In court, Zarrab laid out how he paid tens of millions of dollars in bribes to Turkish government officials and banking executives to win their assistance—and cover—for the money laundering operation. He dropped a bombshell on his second day of testimony, when he implicated Erdogan as part of the scheme, saying he was told Turkey’s president gave orders that two Turkish banks be included in the plot.
The son of a wealthy Iranian steel magnate, Zarrab moved to Turkey as a toddler and started various enterprises in his teens. His main business became money transfers, currency exchange, and gold trading. In 2005, Zarrab became a Turkish citizen. Meanwhile, his father was part of a team assembled by Iran’s newly elected president, Mahmoud Ahmadinejad, to help work around U.S. sanctions, which had ratcheted up in response to Ahmadinejad’s aggressive pursuit of a nuclear program. Iran claimed the program was for peaceful purposes, but in 2011, the International Atomic Energy Agency said it could not rule out a military intent.
That led the U.S., along with the United Nations, to impose even tougher sanctions in 2012 to cut off Iran’s banks from the global financial system and block its access to revenue from oil and gas sales. Iran’s economy fell into recession; inflation spiked into the double digits. Although Iran continued to sell oil, the proceeds began piling up in banks beyond its reach. By 2012, Iran had billions of dollars and euros sitting in banks in Turkey, China, India, Italy, and Japan. As sanctions tightened, Zarrab testified that he’d learned that Iran’s central bank and national oil company were looking for ways to get at their money.
According to prosecutors, beginning in 2012, Zarrab devised an intricate scheme to move Iran’s money in Turkey to his own company accounts there and then export it in the form of physical gold to Dubai.
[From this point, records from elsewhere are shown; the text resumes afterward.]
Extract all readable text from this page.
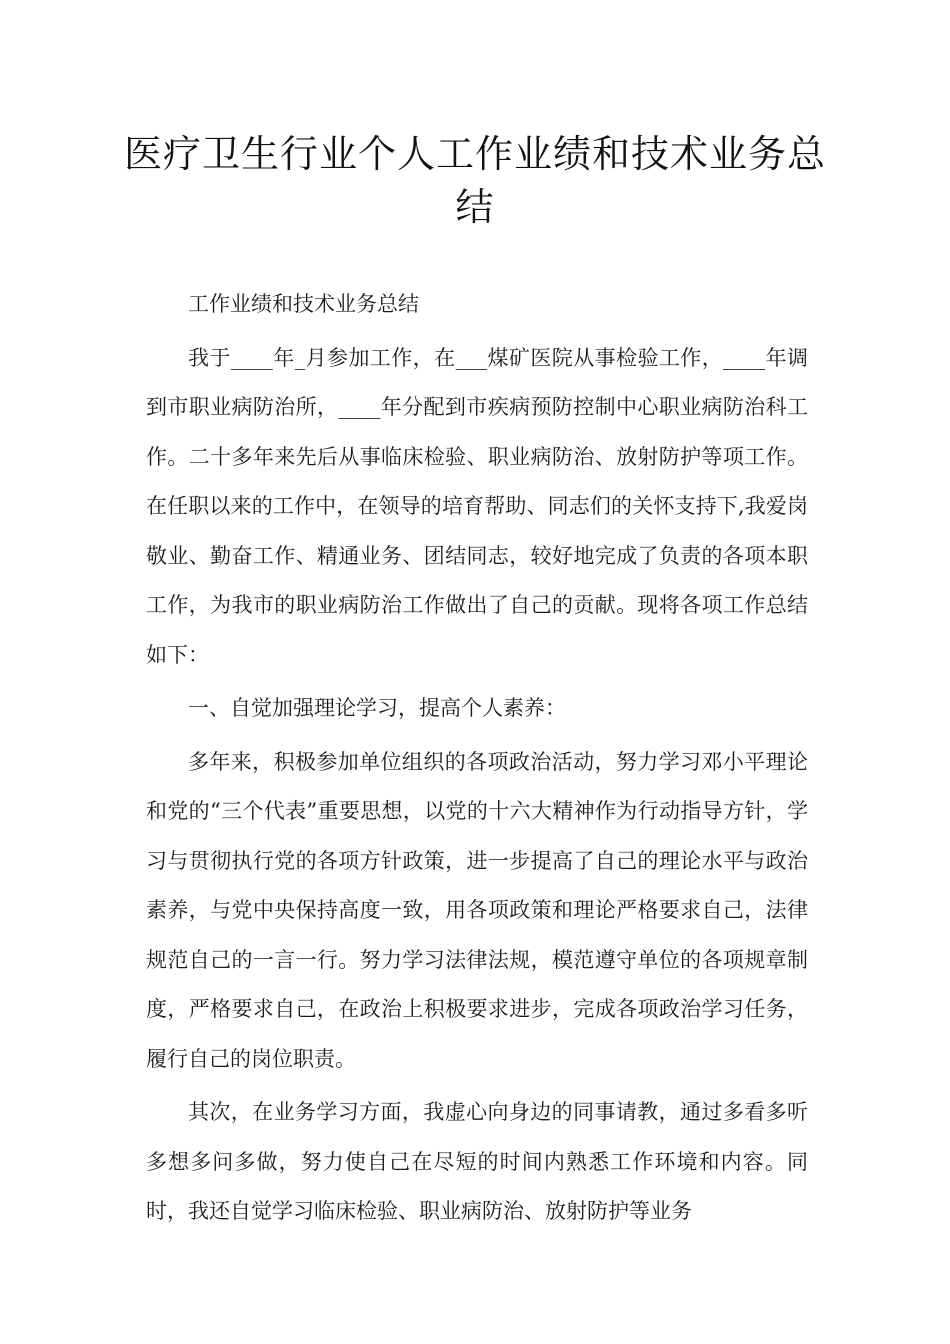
医疗卫生行业个人工作业绩和技术业务总结

工作业绩和技术业务总结

我于____年_月参加工作，在___煤矿医院从事检验工作，____年调到市职业病防治所，____年分配到市疾病预防控制中心职业病防治科工作。二十多年来先后从事临床检验、职业病防治、放射防护等项工作。在任职以来的工作中，在领导的培育帮助、同志们的关怀支持下,我爱岗敬业、勤奋工作、精通业务、团结同志，较好地完成了负责的各项本职工作，为我市的职业病防治工作做出了自己的贡献。现将各项工作总结如下：

一、自觉加强理论学习，提高个人素养：

多年来，积极参加单位组织的各项政治活动，努力学习邓小平理论和党的“三个代表”重要思想，以党的十六大精神作为行动指导方针，学习与贯彻执行党的各项方针政策，进一步提高了自己的理论水平与政治素养，与党中央保持高度一致，用各项政策和理论严格要求自己，法律规范自己的一言一行。努力学习法律法规，模范遵守单位的各项规章制度，严格要求自己，在政治上积极要求进步，完成各项政治学习任务，履行自己的岗位职责。

其次，在业务学习方面，我虚心向身边的同事请教，通过多看多听多想多问多做，努力使自己在尽短的时间内熟悉工作环境和内容。同时，我还自觉学习临床检验、职业病防治、放射防护等业务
From there, it was diverted into the international financial system and used to make payments to entities designated by Iran, sometimes through accounts at banks in New York. He then developed similar schemes to gain access to Iran’s money in other countries, with varying degrees of success. At the peak of his operation, Zarrab claims he was using as many as 15 couriers a day to move more than 1,000 pounds of gold at a time. Later, when a new round of sanctions cut off gold as an option, Zarrab developed a system portraying the flows as humanitarian food shipments—though no food was sent.
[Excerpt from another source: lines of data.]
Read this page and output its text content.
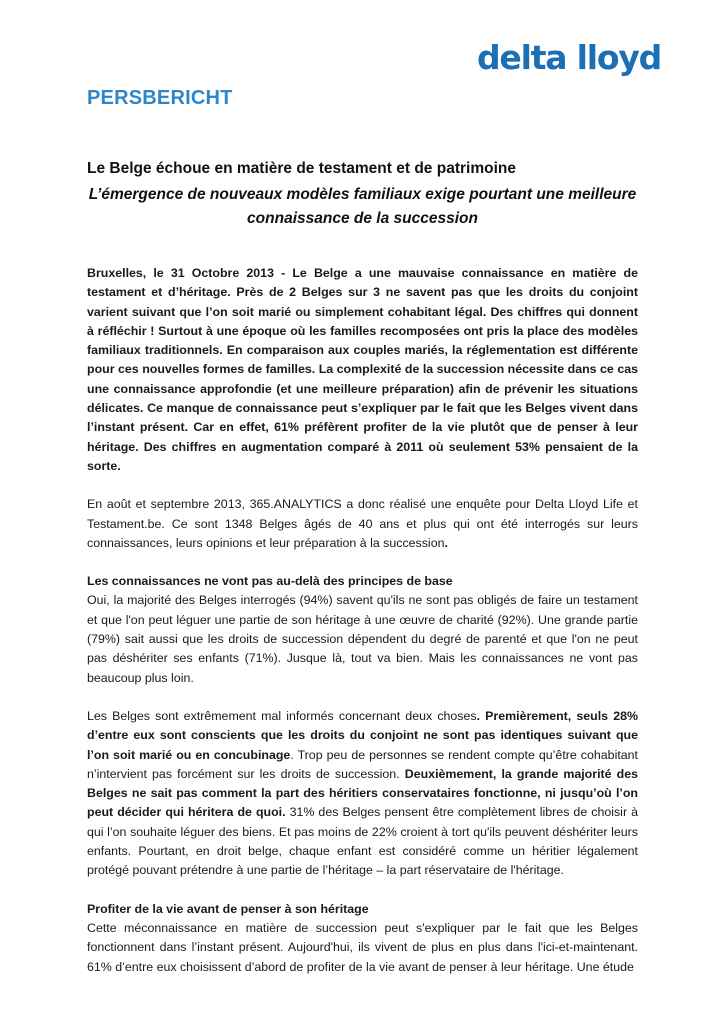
delta lloyd
PERSBERICHT
Le Belge échoue en matière de testament et de patrimoine
L’émergence de nouveaux modèles familiaux exige pourtant une meilleure connaissance de la succession

Bruxelles, le 31 Octobre 2013 - Le Belge a une mauvaise connaissance en matière de testament et d’héritage. Près de 2 Belges sur 3 ne savent pas que les droits du conjoint varient suivant que l’on soit marié ou simplement cohabitant légal. Des chiffres qui donnent à réfléchir ! Surtout à une époque où les familles recomposées ont pris la place des modèles familiaux traditionnels. En comparaison aux couples mariés, la réglementation est différente pour ces nouvelles formes de familles. La complexité de la succession nécessite dans ce cas une connaissance approfondie (et une meilleure préparation) afin de prévenir les situations délicates. Ce manque de connaissance peut s’expliquer par le fait que les Belges vivent dans l’instant présent. Car en effet, 61% préfèrent profiter de la vie plutôt que de penser à leur héritage. Des chiffres en augmentation comparé à 2011 où seulement 53% pensaient de la sorte.

En août et septembre 2013, 365.ANALYTICS a donc réalisé une enquête pour Delta Lloyd Life et Testament.be. Ce sont 1348 Belges âgés de 40 ans et plus qui ont été interrogés sur leurs connaissances, leurs opinions et leur préparation à la succession.

Les connaissances ne vont pas au-delà des principes de base

Oui, la majorité des Belges interrogés (94%) savent qu'ils ne sont pas obligés de faire un testament et que l'on peut léguer une partie de son héritage à une œuvre de charité (92%). Une grande partie (79%) sait aussi que les droits de succession dépendent du degré de parenté et que l'on ne peut pas déshériter ses enfants (71%). Jusque là, tout va bien. Mais les connaissances ne vont pas beaucoup plus loin.

Les Belges sont extrêmement mal informés concernant deux choses. Premièrement, seuls 28% d’entre eux sont conscients que les droits du conjoint ne sont pas identiques suivant que l’on soit marié ou en concubinage. Trop peu de personnes se rendent compte qu’être cohabitant n’intervient pas forcément sur les droits de succession. Deuxièmement, la grande majorité des Belges ne sait pas comment la part des héritiers conservataires fonctionne, ni jusqu’où l’on peut décider qui héritera de quoi. 31% des Belges pensent être complètement libres de choisir à qui l’on souhaite léguer des biens. Et pas moins de 22% croient à tort qu'ils peuvent déshériter leurs enfants. Pourtant, en droit belge, chaque enfant est considéré comme un héritier légalement protégé pouvant prétendre à une partie de l’héritage – la part réservataire de l'héritage.

Profiter de la vie avant de penser à son héritage

Cette méconnaissance en matière de succession peut s'expliquer par le fait que les Belges fonctionnent dans l’instant présent. Aujourd'hui, ils vivent de plus en plus dans l'ici-et-maintenant. 61% d’entre eux choisissent d’abord de profiter de la vie avant de penser à leur héritage. Une étude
Zarrab said that over four years, he was able to get almost all of Iran’s billions out of Turkey and more out of India, China, and Italy. He testified that he charged $4 to $5 per $1,000 he moved, generating what he claimed was up to $150 million for himself, some of which, he said, went to bribes and bank fees. Officials at the U.S. Department of the Treasury grew suspicious of some of Zarrab’s transactions and in 2012 and 2014 went to Halkbank in Turkey to warn it against doing Iran’s business.
While the scheme worked for the most part, it already had begun to unravel. On a foggy New Year’s Eve in 2012, a plane carrying a Zarrab shipment was unexpectedly forced to land in Istanbul for refueling. Customs officers found more than a ton of undeclared gold in the cargo hold. The subsequent probe produced reams of wiretapped audio recordings, records of text messages, and other materials. Authorities raided the home of Halkbank’s CEO, Suleyman Aslan, and found $4.5 million in cash stuffed into shoe boxes. Turkish police arrested Zarrab in 2013.
But Erdogan soon shut the case down, firing and even jailing police officers and prosecutors handling it. Zarrab was freed, and the scheme resumed, though his role as Iran’s banker to the world had by now drawn the attention of the FBI, which began its own probe. By 2015 federal agents had enough evidence to secure a secret grand jury indictment against Zarrab in New York.
Prosecutors have cited repeated instances in which Zarrab invoked Erdogan’s name in furtherance of the laundering scheme, including recorded conversations in which he told people he’d laid out the entire plan to Erdogan. In one 2013 conversation, Zarrab said: “Even if we do two billion, that is important. Do you understand? It is important for me, in the eye of the prime minister, since I will go straight to him.” (Erdogan was prime minister from 2003 to 2014.) Prosecutors have cited donations Zarrab directed to charities associated with Erdogan’s family.
Despite Zarrab’s efforts, the sanctions had their intended effect. Iran soon came to the negotiating table to discuss modifying its nuclear program. The country struck a deal in July 2015, with the sanctions lifted beginning in January 2016. By then, the course of Zarrab’s odyssey had already been set. On his second day on the witness stand, the Erdogan administration moved to seize his assets in Turkey. And in a speech on Nov. 30, after Zarrab implicated him, Erdogan said: “We have not broken an embargo.”